Und sie waren ganz mit ihrem Feiern, mit ihren Stimmungen und Sehnsüchten, ganz mit sich beschäftigt. Aber weil Gott auf dieser Erde sich trotz allem einen Raum schaffen will, auch heute, so wurde das Kind in der Krippe überblendet von dem redenden, handelnden, leidenden, gestorbenen und auferstandenen Jesus.

Und es lebten Menschen in dieser ostwestfälischen Stadt:

- Einsame,
- vom Schicksal Geschlagene,
- Gestrauchelte,
- Verachtete
- Verzweifelte
- Traurige.

Ihnen galt die Weihnachtsbotschaft: Euch ist heute der Heiland geboren.
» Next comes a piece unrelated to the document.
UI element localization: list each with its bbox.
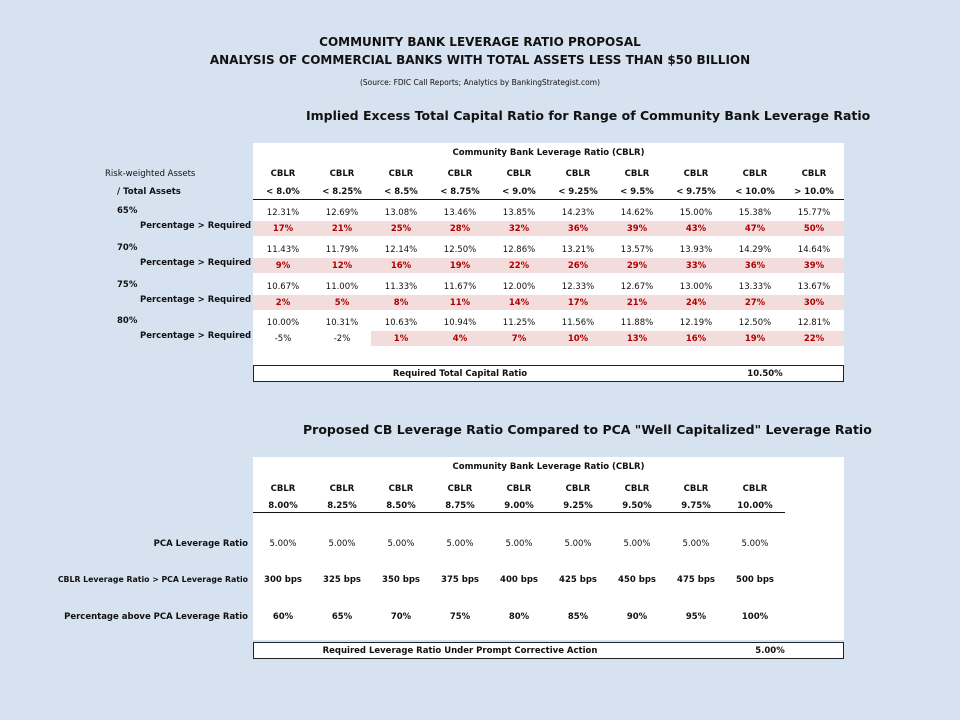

Euch zuerst! Er kommt zuerst zu euch und zu den Menschen, die im Schatten leben. Denn die Gesunden und Erfolgreichen verstehen oft nicht, dass die Welt ihn braucht, dass sie Gottes Liebe und Barmherzigkeit nötig hat. Sie sind oft blind von ihrer Tüchtigkeit und taub von ihrem Erfolg. Gehet hin nach Bethlehem und findet dort die göttliche Barmherzigkeit:
Und es waren Menschen in den Weihnachtsgottesdiensten, die gingen nach Hause und sagten: Es war wieder eine stimmungsvolle Feier. Für sie blieb alles beim Alten.

Es waren aber andere da. Die spürten, dass sie und eigentlich alle Menschen nichts nötiger im Leben brauchen als die Liebe Gottes. Als ihnen das aufging, wurden ihre Augen aufgetan. Und sie entdeckten Menschen, die um sie herum im Schatten lebten. Und sie entdeckten weiter, dass es nicht nur die Armen sind, die im Schatten leben. Dass dieses Im-Schatten-Leben nicht eine Frage des Kontos ist, sondern der Liebe und der Aufmerksamkeit.

Für den einen tauchte aus dem Dunkel das lang ersehnte oder übersehene Gesicht seines Lebenspartners auf; für den anderen seine heranwachsenden Kinder, die ihm entwachsen und fremd geworden sind. Ehemalige Freunde und Bekannte, Nachbarn, Kollegen und Konkurrenten tauchten auf.
Und sie nahmen sich vor, wieder Zeit füreinander zu haben, sich nicht immer nur selbst zu sehen und zu umkreisen. Begegnungen, Gemeinschaften und Gespräche wurden wichtig, Visionen und neue Maßstäbe. So begann das Weihnachtsfest für sie: Sie gingen nach Bethlehem und fanden in der Unscheinbarkeit das göttliche Kind. Und begannen, für dieses Kind und den erwachsenen Sohn Gottes ihr Leben und die Erde zu öffnen. Amen.

Der Friede Gottes, der größer ist als unser Denken erfassen kann, der komme über euch jetzt und immerdar. Amen.